Poverty incidence in the Philippines rose to 25.8 percent in the first half of 2014 due to the rapid increase in food prices and the lingering effects of Typhoon Yolanda.
Data from the Philippine Statistics Authority’s (PSA) annual poverty indicators survey (APIS) revealed that poverty incidence among Filipinos rose by 1.2 percentage points in the first semester of 2014 from the 24.6 percent registered in the first half of 2013. Among Filipino families, poverty incidence increased by 1.1 percentage points in the first semester of 2014 from 18.8 percent in the same period in 2013.
Economic Planning Sec. Arsenio Balisacan noted that per capita income in the first semester of 2014 was higher by 6.4 percent than in 2013. Among the bottom 30 percent of income-earners, per capita income increased by about 7.3 percent in the same period in the previous year.
The fastest growth rate was observed among those in the fifth income decile (8.5%) and the slowest increase was experienced by the top income decile (4%).
“Per capita income data in 2014 showed that economic growth has benefited the lower income groups, including the poor. This means that the twin strategies of encouraging investments and production alongside the implementation of a large-scale income redistribution program have worked,” said Balisacan.
However, the country’s inflation rate rose near the higher-end of the inflation target in the first half of 2014. The consumer price index for food went up to 6.5 percent and 2.7 percent for the non-food items in the same period. These eroded the growth in per capita income of Filipinos, said Balisacan.

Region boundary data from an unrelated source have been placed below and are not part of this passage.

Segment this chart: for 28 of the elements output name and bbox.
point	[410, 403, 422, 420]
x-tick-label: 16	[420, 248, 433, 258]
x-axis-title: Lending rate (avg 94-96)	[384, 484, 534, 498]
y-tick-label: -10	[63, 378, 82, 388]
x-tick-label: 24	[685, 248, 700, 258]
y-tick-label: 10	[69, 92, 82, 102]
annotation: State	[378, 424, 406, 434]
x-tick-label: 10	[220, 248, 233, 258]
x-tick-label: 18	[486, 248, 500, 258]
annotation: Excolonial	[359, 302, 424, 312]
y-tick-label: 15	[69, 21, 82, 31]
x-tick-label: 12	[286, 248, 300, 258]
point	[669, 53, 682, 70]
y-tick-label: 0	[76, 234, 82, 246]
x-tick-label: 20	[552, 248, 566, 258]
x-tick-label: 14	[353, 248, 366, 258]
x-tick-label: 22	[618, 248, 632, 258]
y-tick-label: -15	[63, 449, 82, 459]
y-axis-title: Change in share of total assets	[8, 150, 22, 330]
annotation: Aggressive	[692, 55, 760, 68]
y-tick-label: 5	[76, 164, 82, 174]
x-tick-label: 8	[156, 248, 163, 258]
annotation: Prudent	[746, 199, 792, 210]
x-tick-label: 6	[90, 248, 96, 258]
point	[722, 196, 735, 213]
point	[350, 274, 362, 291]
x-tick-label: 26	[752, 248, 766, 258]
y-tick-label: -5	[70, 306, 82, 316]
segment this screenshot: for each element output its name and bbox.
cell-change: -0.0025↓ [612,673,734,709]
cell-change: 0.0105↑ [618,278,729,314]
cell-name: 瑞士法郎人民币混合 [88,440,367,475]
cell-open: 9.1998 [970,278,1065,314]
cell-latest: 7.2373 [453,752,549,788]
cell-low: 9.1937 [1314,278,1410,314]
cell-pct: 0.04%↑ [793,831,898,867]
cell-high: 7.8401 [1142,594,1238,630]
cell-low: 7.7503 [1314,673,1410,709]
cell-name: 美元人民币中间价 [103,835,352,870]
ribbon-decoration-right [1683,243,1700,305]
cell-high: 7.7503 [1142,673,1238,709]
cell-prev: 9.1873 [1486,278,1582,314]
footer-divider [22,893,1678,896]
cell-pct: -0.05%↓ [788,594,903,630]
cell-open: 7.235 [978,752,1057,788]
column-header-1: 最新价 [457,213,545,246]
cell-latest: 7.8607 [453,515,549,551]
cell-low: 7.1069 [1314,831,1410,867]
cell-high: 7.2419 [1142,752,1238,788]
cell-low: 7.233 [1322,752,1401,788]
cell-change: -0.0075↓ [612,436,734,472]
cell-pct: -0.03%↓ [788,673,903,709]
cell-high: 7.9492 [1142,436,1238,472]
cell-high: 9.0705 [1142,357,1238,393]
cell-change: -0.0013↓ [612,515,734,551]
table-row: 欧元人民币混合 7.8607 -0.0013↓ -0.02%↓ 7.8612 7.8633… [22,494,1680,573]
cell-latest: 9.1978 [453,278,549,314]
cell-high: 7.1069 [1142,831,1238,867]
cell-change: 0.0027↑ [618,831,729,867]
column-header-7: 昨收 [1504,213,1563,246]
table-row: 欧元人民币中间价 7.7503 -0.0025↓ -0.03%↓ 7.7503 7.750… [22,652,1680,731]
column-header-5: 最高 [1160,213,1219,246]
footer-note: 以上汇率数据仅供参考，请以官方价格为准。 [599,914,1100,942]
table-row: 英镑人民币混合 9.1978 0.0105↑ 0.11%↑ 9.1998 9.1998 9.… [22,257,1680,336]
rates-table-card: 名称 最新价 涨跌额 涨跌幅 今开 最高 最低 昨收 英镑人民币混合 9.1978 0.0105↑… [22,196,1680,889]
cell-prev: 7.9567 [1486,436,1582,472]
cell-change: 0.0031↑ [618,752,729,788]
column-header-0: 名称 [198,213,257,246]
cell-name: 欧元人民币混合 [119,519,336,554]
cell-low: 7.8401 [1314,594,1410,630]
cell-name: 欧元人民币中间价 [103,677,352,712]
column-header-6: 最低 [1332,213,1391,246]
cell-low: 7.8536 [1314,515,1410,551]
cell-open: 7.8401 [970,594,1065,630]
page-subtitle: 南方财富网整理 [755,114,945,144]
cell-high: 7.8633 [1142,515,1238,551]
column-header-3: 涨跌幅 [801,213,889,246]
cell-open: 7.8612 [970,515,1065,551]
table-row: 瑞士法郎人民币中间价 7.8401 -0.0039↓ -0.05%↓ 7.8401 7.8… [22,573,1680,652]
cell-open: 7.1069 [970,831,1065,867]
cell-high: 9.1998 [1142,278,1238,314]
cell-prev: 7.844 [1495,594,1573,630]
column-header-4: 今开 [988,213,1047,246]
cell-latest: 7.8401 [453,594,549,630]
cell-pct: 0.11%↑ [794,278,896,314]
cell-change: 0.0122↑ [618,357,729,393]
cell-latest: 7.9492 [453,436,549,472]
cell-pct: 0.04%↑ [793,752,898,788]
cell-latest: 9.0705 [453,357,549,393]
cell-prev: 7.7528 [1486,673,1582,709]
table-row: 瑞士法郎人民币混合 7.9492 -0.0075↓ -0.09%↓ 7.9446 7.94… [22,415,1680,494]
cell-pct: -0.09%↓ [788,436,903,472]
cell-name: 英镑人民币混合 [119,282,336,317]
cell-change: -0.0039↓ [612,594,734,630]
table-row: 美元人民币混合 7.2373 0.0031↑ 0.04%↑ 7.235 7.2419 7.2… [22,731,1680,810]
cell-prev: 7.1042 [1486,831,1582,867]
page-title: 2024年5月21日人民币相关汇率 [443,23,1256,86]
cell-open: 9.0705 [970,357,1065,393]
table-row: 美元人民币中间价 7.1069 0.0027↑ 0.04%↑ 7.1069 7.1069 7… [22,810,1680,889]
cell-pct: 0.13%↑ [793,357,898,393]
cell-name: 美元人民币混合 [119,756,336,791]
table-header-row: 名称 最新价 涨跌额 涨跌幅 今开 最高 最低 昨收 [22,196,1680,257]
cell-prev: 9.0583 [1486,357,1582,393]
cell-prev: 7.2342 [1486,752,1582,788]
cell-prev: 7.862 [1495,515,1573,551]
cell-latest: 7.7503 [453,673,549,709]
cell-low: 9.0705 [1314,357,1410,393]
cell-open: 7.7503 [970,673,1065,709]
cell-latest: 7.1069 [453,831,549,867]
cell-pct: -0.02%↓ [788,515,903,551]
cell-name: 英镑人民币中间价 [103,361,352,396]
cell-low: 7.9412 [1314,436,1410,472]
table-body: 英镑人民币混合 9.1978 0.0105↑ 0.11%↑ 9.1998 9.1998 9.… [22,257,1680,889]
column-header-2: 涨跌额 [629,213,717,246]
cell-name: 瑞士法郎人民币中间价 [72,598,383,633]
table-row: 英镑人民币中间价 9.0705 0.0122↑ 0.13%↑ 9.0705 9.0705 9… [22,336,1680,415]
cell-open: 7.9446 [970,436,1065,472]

He noted that the high prices of food wiped out the gains in per capita income. “This situation could have been avoided especially in the case of rice, which is a staple food for low-income and vulnerable families, usually accounting for 20 percent of their budget. Just at the time when the world price of rice was declining, the domestic price of rice was sky-rocketing,”
Balisacan stressed the need to revisit the government’s grains sector policy, particularly the quantitative restrictions policy on rice to achieve rice self-sufficiency goal, taking into consideration its broader impact on food prices and poverty.
“While we definitely need to support the agriculture sector in general, we should also maximize the gains from trade and globalization. The private sector should be allowed to take the driver’s seat while government simply facilitates the access to both the import and export markets,” Balisacan said.
Rice prices posted a double-digit growth of 11.9 percent in the first semester of 2014 from only 1.7 percent in the same period in 2013, on the back of a tight supply given lean harvests coupled with less imports. Inflation, however, tempered in the latter part of 2014 after measures to address supply constraints were implemented.
Balisacan said higher food prices resulted in a huge increase in poverty thresholds. Food poverty threshold rose by 9.5 percent while overall poverty threshold increased by 9.4 percent year-on-year in the first six months of 2014.
Ten out of the 17 regions experienced double-digit increases in their poverty thresholds. The highest was observed in Region VIII with 14.2 percent, possibly due to the lingering effects of Typhoon Yolanda, then in NCR with 13.5 percent, as it had to face the highest price of rice during the period.
Balisacan also stressed the need of updating budget components of government poverty reduction programs to balance the movement of prices and incomes of the poor.
“The government’s social development programs, particularly the Conditional Cash Transfer provided through the Pantawid Pamilyang Pilipino program, may have provided additional support to temper the rise in poverty but could have contributed more towards reducing poverty had the value of the grants increased with inflation,” he said.
“It is also important to ensure the timely disbursement of the budget to maximize the impact of programs and projects,” Balisacan added.
The income and poverty estimates were generated from the 2014 annual poverty indicators survey but do not include sample households from Batanes due to less than 100 sample households and Leyte with no survey conducted since Typhoon Yolanda.